Literature DB >> 15262983

Inhibition of JNK2 disrupts anaphase and produces aneuploidy in mammalian cells.

Rebecca A MacCorkle1, Tse-Hua Tan.   

Abstract

The JNK family members JNK1 and JNK2 regulate tumor growth and are essential for transformation by oncogenes such as constitutively activated Ras. The mechanisms downstream of JNK that regulate cell cycle progression and transformation are unclear. Here we show that inhibition of JNK2, but not JNK1, with either a dominant-negative mutant, a pharmacological inhibitor, or RNA interference caused an accumulation of mammalian cells with 4N DNA content.
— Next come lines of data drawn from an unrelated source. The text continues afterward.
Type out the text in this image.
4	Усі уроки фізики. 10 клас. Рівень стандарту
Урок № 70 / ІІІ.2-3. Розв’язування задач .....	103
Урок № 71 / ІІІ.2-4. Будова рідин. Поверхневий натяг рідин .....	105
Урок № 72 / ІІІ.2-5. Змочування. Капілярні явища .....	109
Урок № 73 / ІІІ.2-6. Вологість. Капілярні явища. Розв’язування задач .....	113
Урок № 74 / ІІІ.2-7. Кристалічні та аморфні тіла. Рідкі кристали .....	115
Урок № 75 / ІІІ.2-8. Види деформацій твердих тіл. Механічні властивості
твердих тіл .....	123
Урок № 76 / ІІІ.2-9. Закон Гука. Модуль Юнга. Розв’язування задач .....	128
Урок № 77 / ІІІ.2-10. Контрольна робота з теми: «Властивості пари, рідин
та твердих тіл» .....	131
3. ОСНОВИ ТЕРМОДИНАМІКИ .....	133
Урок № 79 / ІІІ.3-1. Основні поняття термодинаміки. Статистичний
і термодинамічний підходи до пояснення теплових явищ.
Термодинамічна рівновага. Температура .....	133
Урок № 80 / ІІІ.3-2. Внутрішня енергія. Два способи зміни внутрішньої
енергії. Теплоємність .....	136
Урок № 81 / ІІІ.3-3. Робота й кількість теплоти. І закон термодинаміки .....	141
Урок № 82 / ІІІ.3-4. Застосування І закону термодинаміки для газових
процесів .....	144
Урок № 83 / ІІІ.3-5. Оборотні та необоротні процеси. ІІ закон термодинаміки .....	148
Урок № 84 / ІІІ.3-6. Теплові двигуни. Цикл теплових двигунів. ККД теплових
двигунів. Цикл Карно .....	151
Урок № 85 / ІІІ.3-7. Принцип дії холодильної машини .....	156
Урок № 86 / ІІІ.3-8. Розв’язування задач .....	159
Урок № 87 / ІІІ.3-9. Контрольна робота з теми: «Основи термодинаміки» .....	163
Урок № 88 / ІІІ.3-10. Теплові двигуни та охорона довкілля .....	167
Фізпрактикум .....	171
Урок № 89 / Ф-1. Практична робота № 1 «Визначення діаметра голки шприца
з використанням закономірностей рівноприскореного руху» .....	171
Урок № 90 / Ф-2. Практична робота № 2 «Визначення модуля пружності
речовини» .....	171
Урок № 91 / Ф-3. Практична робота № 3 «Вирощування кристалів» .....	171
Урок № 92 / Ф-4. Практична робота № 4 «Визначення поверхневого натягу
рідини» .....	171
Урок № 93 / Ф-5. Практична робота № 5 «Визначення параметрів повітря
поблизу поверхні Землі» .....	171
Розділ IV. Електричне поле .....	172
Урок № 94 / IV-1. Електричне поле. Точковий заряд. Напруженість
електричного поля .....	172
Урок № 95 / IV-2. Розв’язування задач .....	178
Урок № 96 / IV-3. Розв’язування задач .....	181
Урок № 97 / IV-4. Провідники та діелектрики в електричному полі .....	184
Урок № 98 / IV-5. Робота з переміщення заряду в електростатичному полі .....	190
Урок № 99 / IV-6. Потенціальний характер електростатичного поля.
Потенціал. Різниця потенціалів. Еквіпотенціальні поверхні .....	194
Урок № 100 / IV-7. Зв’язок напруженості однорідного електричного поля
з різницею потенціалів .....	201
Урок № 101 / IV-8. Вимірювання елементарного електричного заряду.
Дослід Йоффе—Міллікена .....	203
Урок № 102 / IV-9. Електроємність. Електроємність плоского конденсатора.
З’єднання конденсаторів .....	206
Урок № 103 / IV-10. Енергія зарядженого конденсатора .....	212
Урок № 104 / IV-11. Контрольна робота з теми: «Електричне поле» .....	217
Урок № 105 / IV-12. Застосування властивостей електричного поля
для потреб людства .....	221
When observed by immunofluorescence, these cells progressed to metaphase without apparent defects in spindle formation or chromosome alignment to the metaphase plate, suggesting that the 4N accumulation is a result of postmetaphase defects. Consistent with this prediction, when JNK activity was suppressed, we observed defects in central spindle formation and chromosome segregation during anaphase. In contrast, cyclin-dependent kinase 1 activity, cyclin B1 protein, and Polo-like kinase 1 protein turnover remained intact when JNK was inhibited. In addition, continued inhibition of JNK activity did not block reentry into subsequent cell cycles but instead resulted in polyploidy. This evidence suggests that JNK2 functions in maintaining the genomic stability of mammalian cells by signaling that is independent of cyclin-dependent kinase 1/cyclin B1 down-regulation.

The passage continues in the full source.